月の世界
「博多湾を一望する三十七階のスカイガーデン。遠くを渡る船や能古島
(のこのしま)に沈む夕日、そして百道の夜景。毎日違う眺望を鳥のよう
に自由に眺めるうちに心までおおらかに解き放たれていくようです。」
これは福岡に建築中のマンションのパンフレットである。
タイトルは「日々変わる博多湾と島々の景色を鳥の目で眺める毎日」となっている。
このコピーライター氏の目にも、この高層マンションに住む人は人類から鳥類へ進化したものと受け取られているようだ。

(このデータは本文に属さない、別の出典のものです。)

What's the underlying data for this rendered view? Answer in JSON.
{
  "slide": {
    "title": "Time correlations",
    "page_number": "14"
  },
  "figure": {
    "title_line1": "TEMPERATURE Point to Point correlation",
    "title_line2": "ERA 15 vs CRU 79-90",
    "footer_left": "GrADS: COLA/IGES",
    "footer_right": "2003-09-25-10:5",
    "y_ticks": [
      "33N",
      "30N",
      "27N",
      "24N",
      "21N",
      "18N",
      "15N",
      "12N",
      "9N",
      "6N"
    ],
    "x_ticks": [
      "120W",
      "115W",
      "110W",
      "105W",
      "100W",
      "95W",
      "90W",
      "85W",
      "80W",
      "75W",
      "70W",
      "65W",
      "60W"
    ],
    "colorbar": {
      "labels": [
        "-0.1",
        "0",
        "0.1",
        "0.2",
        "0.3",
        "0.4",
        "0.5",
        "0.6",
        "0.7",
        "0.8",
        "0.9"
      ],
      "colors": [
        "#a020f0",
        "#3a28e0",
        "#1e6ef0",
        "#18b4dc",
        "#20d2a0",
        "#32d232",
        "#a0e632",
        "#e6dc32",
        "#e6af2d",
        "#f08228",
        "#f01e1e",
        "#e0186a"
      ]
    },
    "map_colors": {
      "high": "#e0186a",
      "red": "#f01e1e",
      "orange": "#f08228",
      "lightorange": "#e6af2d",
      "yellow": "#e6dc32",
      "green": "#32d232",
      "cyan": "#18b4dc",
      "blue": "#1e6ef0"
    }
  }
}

遠い未来、人は鳥のように翼を持つようになるのかも知れない。
この主役たる三棟の超高層マンションは、三角形の各頂点部分に配置され並び立つ計画だ。見ようによっては、スペインのサグラダ・ファミリアを思わせるペンシル状の縦長のビルが中空に並び立つ様がCGの画面でリアルに再現されている。
更に、コピーライター氏は歌うように続ける。
「アイランドタワースカイクラブ。この優美で斬新なスタイルは、高層階でも自然を身近に感じることの出来る住まい、どの住戸も開放感溢れる眺めを楽しめる空間を実現するためにたどりついた先端的建築技術の結論。」だそうだ。尚更に「人間と自然がおたがいを尊重し合い、共に生きて行こうという試みを模索しながら、二十一世紀のあるべき街づくりに挑戦する地、アイランドシティー。」と続ける。
そうして、このマンション群には四百九戸の住まいが誕生するのだという。
パンフレットを子細に見ると、中空の庭と呼して、三・十五・二十六・三十六の各階にスカイガーデンなるお盆状の広場がこの三棟のビルを結んで配置されている。
この頃出現する大型台風に晒されたら、各ガーデンの二十本ばかりの小経木は吹き飛ばされそうに思えるが、どうなのだろうか。
ともあれ、この各ガーデンには各々それらしき命名がなされており「大地の庭」「爽風の庭」「悠景の庭」「清光の庭」とある。
しかし、サッカー、野球はきっとご法度に違いない。こぼれ落ちた「球」は、一変、危険球となる恐れがあるため、子供には躾が必要となる。そう言えば、鳥はサッカーも野球もしないので心配はいらないのかも。